Minicourse abstracts

Inhyeok Choi (KAIS)

Title: Hyperbolicity of geodesics, counting and random walks

Abstract: In this mini-course, I aim to explain the idea behind my work with Kunal Chawla and Giulio Tiozzo, which is motivated by the work of Wenyuan Yang. There has been lots of effort to generalize classical settings of negatively curved manifolds and trees. It turns out that space possessing `hyperbolic’ directions share many behavior with negatively curved manifolds. I will first explain the contracting property of geodesics and connect them to classical settings. Then I will introduce two topics-orbit counting and random walks, and answer whether contracting property is predominant in a given space.

Emily Stark (Wesleyan)

Title: Boundaries of hyperbolic groups and their metrics

Abstract: Hyperbolic groups form a vast and beautiful family at the heart of geometric group theory. The boundary of a hyperbolic group captures the shape of the group at infinity. The boundary is a topological compactification that carries a family of visual metrics, well-defined up to quasi-symmetry. This minicourse will focus on these metrics and their structure. This analytic point of view brings powerful tools to study quasi-isometries and rigidity problems. We will present both classic results and newer applications, including joint work with MargolisShepherd —Woodhouse and Field—Gupta—Lyman. 

Abdul Zalloum (Toronto)

Title: Constructing hyperbolic and injective spaces via walls

Abstract: Injective metric spaces are geodesic spaces where each collection of pair-wise intersecting balls admit a total intersection. Recent work of HaettelHodaPetyt shows that mapping class groups (and more generally, HHGs) admit proper cobounded actions on injective spaces leading to many interesting consequences regarding mapping class groups that were previously unknown, for instance, regarding semi-hyperbolicity and growth-related questions.

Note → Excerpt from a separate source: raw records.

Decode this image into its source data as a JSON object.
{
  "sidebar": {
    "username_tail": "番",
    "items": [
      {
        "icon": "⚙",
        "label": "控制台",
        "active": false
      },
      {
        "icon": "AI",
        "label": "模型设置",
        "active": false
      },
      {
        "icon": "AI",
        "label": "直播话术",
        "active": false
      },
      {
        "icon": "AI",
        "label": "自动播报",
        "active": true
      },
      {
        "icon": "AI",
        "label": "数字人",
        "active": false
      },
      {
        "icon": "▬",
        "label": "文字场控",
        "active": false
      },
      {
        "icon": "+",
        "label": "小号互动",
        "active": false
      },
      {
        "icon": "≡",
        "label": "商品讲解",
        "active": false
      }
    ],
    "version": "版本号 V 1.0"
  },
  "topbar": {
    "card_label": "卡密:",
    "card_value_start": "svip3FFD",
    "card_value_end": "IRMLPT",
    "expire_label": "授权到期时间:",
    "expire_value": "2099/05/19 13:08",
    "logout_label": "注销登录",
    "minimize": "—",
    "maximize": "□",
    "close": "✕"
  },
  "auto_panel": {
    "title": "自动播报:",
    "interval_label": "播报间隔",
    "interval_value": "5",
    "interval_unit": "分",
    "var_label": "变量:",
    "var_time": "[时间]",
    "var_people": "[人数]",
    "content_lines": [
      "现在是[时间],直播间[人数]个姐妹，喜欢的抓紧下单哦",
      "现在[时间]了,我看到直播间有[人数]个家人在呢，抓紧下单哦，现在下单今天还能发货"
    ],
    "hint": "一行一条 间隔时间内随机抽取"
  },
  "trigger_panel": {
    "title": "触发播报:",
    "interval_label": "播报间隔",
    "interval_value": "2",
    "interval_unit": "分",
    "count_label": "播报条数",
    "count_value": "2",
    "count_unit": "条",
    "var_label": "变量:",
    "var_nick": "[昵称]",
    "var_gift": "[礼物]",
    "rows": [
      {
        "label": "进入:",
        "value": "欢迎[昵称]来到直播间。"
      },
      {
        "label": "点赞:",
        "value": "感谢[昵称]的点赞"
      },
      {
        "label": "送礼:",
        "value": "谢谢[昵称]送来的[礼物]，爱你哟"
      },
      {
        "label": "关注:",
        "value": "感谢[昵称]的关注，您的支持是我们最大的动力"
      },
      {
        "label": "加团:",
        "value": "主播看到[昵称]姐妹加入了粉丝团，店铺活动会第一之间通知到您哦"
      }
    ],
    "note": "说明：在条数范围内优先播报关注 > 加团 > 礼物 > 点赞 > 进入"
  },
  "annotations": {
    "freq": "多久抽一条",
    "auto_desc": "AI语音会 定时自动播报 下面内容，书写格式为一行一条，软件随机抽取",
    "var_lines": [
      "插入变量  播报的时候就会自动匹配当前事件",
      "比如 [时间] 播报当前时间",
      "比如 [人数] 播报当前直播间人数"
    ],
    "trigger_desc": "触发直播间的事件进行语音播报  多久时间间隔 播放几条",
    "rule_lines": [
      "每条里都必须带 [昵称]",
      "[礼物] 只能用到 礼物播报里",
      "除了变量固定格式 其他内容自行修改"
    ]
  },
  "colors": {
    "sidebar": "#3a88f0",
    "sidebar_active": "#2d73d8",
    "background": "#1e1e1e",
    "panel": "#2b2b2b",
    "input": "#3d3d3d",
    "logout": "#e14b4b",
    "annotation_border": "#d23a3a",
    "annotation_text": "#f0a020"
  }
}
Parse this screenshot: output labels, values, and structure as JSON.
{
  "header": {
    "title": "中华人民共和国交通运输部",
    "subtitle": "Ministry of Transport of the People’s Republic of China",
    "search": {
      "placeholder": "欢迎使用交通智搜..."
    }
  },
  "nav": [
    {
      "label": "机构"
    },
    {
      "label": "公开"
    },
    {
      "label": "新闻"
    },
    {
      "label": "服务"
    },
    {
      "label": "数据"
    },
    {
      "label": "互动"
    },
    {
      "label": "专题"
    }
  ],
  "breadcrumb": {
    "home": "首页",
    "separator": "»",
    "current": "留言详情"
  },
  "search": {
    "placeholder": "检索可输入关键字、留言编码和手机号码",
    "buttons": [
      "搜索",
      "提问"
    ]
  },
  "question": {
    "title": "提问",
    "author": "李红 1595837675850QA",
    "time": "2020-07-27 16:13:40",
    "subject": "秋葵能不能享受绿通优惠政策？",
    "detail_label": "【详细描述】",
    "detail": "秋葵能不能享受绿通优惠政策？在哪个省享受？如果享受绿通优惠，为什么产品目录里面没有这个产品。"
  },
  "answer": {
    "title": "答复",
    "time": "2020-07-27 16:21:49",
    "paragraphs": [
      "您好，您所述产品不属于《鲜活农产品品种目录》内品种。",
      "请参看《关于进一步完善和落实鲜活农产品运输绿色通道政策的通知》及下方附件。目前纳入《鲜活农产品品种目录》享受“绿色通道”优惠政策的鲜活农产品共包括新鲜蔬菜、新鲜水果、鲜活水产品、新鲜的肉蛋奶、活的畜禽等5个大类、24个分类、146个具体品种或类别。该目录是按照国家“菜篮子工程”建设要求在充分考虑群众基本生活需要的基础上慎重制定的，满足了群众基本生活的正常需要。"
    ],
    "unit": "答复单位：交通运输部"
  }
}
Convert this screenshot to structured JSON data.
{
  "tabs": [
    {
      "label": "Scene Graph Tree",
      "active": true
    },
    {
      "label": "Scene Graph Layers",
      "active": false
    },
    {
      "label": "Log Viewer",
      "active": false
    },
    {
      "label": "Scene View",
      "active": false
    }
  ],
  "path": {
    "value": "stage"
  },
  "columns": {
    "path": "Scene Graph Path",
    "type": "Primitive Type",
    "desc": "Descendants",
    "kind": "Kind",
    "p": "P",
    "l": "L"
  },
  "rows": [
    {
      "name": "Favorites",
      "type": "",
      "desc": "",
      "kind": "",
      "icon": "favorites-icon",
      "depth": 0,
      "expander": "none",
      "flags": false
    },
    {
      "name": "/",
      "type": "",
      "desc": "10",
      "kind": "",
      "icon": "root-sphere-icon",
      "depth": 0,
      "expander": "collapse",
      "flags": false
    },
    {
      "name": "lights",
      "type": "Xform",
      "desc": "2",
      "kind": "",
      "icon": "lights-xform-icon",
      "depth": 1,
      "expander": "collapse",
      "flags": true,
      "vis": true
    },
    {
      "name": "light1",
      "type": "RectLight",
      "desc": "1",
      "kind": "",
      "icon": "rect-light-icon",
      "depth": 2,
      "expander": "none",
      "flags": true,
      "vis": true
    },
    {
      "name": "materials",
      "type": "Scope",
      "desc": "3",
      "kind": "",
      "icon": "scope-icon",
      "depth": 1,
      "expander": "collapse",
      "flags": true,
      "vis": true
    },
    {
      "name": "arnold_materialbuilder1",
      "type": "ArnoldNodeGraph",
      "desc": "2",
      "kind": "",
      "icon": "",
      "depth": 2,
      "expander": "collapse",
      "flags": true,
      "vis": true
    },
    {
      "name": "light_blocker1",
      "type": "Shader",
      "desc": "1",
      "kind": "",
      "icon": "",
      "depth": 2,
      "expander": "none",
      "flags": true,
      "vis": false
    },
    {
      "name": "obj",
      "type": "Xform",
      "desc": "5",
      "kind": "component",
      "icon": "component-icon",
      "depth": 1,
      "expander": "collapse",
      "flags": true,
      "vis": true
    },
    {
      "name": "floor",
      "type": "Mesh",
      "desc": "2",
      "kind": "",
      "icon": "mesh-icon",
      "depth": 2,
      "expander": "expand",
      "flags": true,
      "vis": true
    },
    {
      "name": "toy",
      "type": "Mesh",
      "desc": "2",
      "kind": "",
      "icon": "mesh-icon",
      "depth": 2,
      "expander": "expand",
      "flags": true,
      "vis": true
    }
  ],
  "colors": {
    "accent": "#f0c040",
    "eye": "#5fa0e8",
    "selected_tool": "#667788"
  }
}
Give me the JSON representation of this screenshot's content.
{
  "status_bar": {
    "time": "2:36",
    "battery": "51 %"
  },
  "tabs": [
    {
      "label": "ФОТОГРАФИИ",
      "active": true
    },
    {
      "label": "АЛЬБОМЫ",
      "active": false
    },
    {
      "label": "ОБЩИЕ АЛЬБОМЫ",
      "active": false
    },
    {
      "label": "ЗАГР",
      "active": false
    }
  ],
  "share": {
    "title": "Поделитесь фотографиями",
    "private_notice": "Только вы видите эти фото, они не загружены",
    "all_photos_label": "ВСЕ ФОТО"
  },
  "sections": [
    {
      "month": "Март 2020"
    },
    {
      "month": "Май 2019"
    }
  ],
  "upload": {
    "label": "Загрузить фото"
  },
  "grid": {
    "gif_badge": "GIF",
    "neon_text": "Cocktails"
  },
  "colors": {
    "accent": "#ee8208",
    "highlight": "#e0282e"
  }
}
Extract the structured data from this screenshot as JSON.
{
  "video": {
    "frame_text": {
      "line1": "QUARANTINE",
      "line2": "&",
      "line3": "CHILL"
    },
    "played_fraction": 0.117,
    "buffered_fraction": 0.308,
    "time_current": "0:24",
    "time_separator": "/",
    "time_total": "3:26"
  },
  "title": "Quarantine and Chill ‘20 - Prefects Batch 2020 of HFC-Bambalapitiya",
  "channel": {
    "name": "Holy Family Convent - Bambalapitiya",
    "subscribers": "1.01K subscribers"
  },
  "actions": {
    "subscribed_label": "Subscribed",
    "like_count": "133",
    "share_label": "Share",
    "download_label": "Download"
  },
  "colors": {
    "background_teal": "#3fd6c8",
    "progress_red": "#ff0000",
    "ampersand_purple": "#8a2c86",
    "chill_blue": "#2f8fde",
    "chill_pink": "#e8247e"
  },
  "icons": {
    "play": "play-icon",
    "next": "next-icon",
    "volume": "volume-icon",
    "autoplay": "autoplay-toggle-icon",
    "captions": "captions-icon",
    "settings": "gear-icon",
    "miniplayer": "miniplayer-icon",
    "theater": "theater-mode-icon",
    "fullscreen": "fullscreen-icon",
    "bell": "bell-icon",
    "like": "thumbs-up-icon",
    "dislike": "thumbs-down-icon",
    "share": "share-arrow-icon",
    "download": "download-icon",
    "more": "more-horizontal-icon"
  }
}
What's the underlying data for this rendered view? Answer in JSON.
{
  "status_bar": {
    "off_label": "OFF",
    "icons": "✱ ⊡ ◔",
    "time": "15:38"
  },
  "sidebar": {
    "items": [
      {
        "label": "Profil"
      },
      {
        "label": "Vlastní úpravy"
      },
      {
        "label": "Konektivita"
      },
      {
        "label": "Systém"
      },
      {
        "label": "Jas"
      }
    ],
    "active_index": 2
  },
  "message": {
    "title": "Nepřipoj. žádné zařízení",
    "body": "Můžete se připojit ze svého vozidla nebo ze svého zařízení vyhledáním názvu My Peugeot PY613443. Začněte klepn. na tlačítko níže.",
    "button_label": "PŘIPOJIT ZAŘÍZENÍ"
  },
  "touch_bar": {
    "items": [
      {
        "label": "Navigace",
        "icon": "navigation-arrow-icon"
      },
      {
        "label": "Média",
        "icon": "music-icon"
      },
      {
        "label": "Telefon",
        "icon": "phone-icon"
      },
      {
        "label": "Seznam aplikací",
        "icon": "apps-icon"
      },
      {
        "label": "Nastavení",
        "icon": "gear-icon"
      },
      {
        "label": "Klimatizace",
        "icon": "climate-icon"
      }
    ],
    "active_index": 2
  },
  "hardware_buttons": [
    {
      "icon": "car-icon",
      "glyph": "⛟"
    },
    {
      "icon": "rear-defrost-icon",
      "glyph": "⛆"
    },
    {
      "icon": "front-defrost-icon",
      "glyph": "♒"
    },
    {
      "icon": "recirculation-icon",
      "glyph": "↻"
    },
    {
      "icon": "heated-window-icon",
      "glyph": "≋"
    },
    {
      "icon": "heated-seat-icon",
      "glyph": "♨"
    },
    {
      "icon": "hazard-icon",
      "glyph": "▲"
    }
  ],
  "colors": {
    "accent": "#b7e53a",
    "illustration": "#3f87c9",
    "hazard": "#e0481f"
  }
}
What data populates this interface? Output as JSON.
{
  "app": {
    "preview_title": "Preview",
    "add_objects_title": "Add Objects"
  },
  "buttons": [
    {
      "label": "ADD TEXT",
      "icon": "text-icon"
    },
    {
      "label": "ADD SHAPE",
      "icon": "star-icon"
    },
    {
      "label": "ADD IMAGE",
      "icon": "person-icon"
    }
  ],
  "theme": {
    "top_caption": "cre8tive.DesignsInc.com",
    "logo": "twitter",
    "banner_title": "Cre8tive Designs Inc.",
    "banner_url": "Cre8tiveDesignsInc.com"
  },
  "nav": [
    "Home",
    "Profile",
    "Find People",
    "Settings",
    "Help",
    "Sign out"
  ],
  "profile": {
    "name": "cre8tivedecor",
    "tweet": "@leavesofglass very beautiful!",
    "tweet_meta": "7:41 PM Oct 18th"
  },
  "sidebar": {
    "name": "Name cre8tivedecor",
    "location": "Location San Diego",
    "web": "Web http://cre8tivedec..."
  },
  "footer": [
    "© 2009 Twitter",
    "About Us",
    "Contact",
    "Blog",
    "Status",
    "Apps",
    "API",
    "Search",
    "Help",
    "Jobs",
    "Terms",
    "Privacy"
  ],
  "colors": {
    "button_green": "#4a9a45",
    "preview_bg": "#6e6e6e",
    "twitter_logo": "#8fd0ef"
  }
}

The primary example of injective spaces are CAT(0) cube complexes; these comprise a particularly well-behaved class of non-positively curved spaces and their study has led to groundbreaking advances in 3-manifold theory. Celebrated work of Sageev shows that every CAT(0) cube complex arises as a set with a collection of bi-partitions (called walls) satisfying some consistency conditions.


I will discuss CAT(0) cube complexes plus with the Sageev's construction, injective spaces along with their recent impact on the field, and finally, I will talk about recent work with Petyt and Spriano where we extend the Sageev's construction allowing it to produce actions not only on CAT(0) cube complexes, but also on injective and hyperbolic spaces starting with a set and a collection of walls satisfying some conditions. Many applications of the aforementioned extension of Sageev's construction will be discussed.